The truth is, I don’t feel strong enough to “grieve” right now. If I think about it I cry. So I try not to think about it as much as possible. My colleague was right, being so far away makes it easy for me to go on with my life as if nothing has changed. I’ve been far away from my parents for three years and on my own for four years before that as well. Maybe it’s the same as always. I can ignore it. I can avoid it. I can push any and all grieving to the side.
But with my trip to America looming, I felt the noose tightening. I’d be home for Christmas, but I’d be home without him. On a holiday that celebrates family togetherness more than anything, it will be impossible to push aside my sadness. It will be impossible to try not to remember that my dad is no longer with us. As overjoyed as I am at going home, I am also slightly dreading it. It hurts to grieve, and now I’ll no longer be able to push it off.

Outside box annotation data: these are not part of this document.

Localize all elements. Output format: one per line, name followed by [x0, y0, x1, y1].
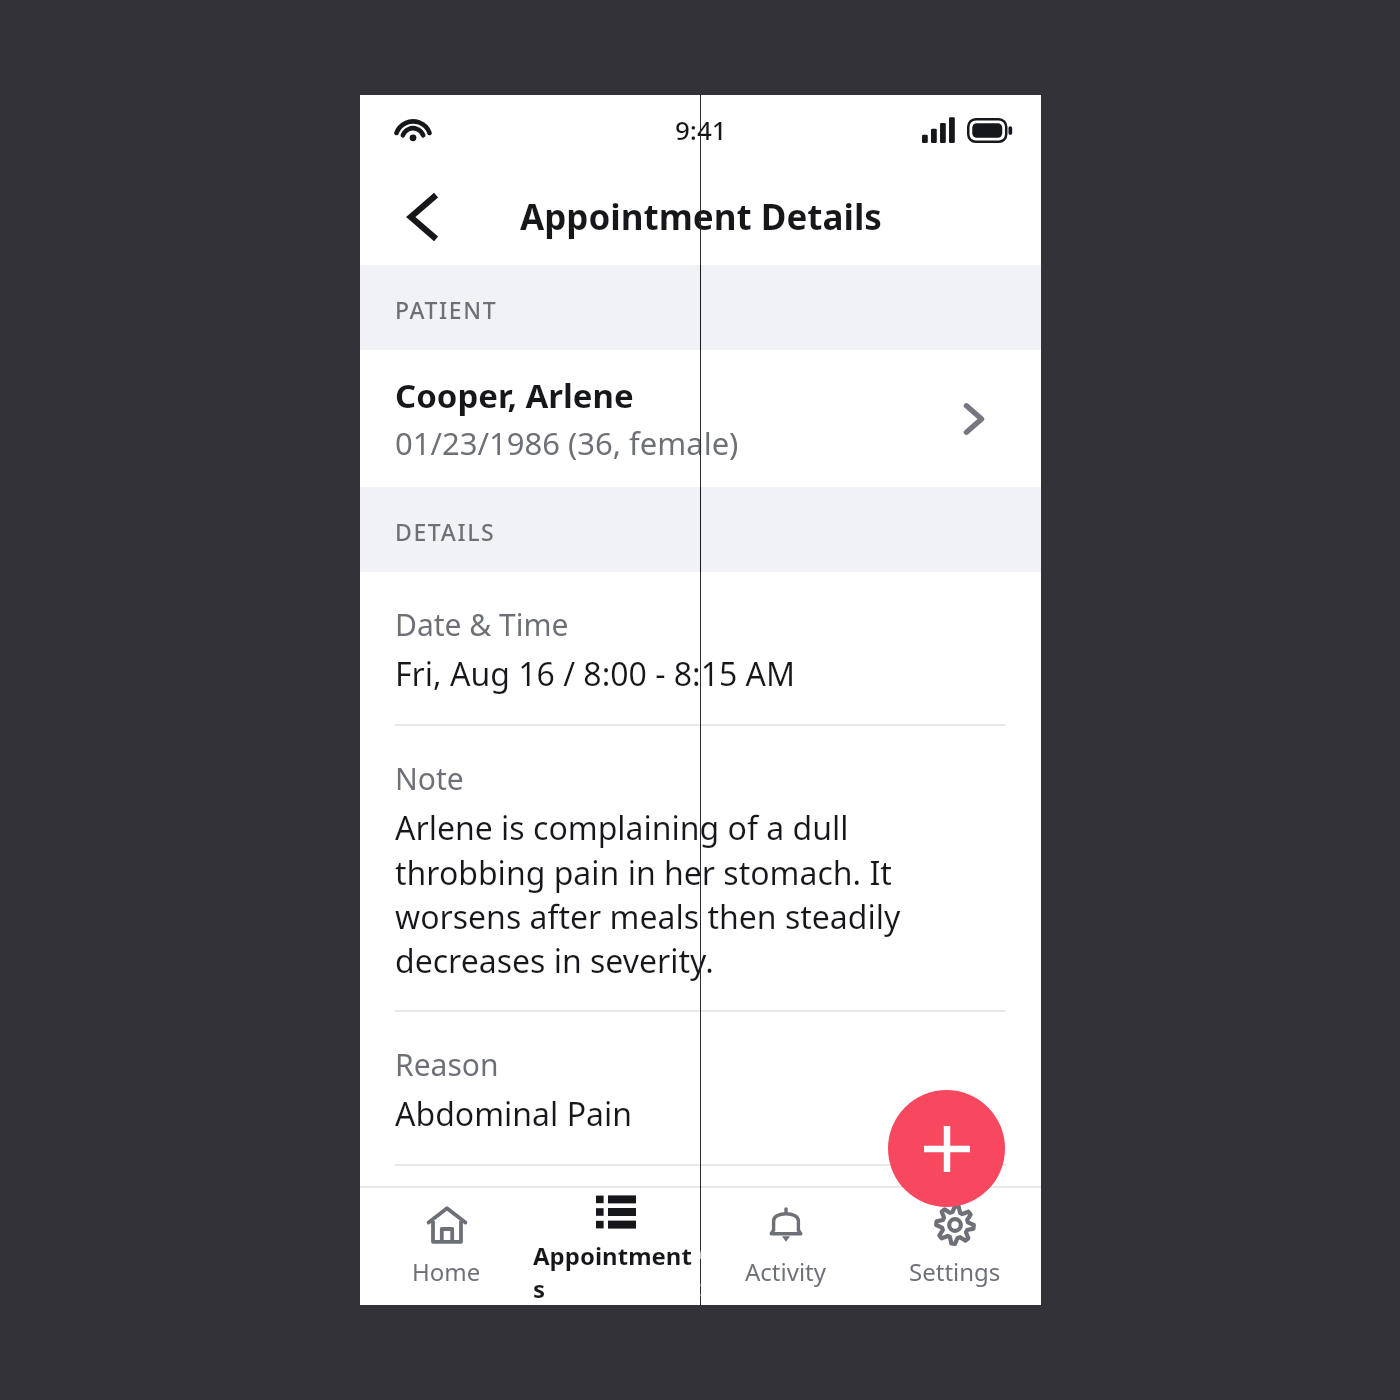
staticText: Fri, Aug 16 / 8:00 - 8:15 AM [395, 652, 796, 696]
staticText: PATIENT [395, 294, 498, 325]
staticText: Cooper, Arlene [395, 373, 634, 418]
staticText: Reason [395, 1044, 499, 1085]
staticText: Note [395, 758, 464, 799]
button[interactable]: Home [364, 1188, 529, 1305]
button[interactable]: Cooper, Arlene [360, 350, 1041, 487]
button[interactable]: Settings [872, 1188, 1037, 1305]
staticText: Activity [700, 1238, 701, 1305]
staticText: Activity [745, 1255, 826, 1288]
staticText: Appointment Details [520, 193, 882, 241]
button[interactable]: Appointments [533, 1188, 698, 1305]
staticText: Settings [909, 1255, 1001, 1288]
staticText: Appointments [533, 1239, 698, 1305]
button[interactable]: Activity [703, 1188, 868, 1305]
staticText: Arlene is complaining of a dull throbbin… [395, 806, 1001, 982]
staticText: DETAILS [395, 516, 496, 547]
staticText: Date & Time [395, 604, 569, 645]
staticText: 9:41 [675, 112, 727, 147]
button[interactable]: Activity [700, 1188, 701, 1305]
staticText: Home [412, 1255, 481, 1288]
staticText: Abdominal Pain [395, 1092, 632, 1136]
button[interactable]: Back [390, 185, 454, 249]
staticText: 01/23/1986 (36, female) [395, 422, 739, 464]
button[interactable]: Add appointment [888, 1090, 1005, 1207]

The Internet tells me that the five stages of grief are denial, anger, bargaining, depression and acceptance. Maybe that’s true, but at any given moment I feel a mixture of all five emotions. Forced denial and an excess of anger. An overwhelming desire to never leave the house again and a calm delivery of sentences in the past tense regarding my father. My dad is dead and I’m fucking pissed off.
The Internet also says, “Our grief is as individual as our lives.”
I’m sure that’s true, I’m just sorry that this time my grief came out so ugly. The day after my birthday I woke up completely mute. I had lost my voice entirely and definitely couldn’t teach. Even more stressed, it also forced me to slow down. It gave me time to realize what the scene I made the night before truly stemmed from. Losing my voice was out of my control. In a way, so is my grief.
So my grief ruined my birthday – I ruined my own birthday – but I don’t need to let it ruin my Christmas home.
My dad was king of idiomatic expressions, but there’s one classic dad-saying that always got straight to the point:
“It doesn’t cost a penny to be nice.”
As I fight through my grief this Christmas season, that’s the one I’ll try to keep in mind.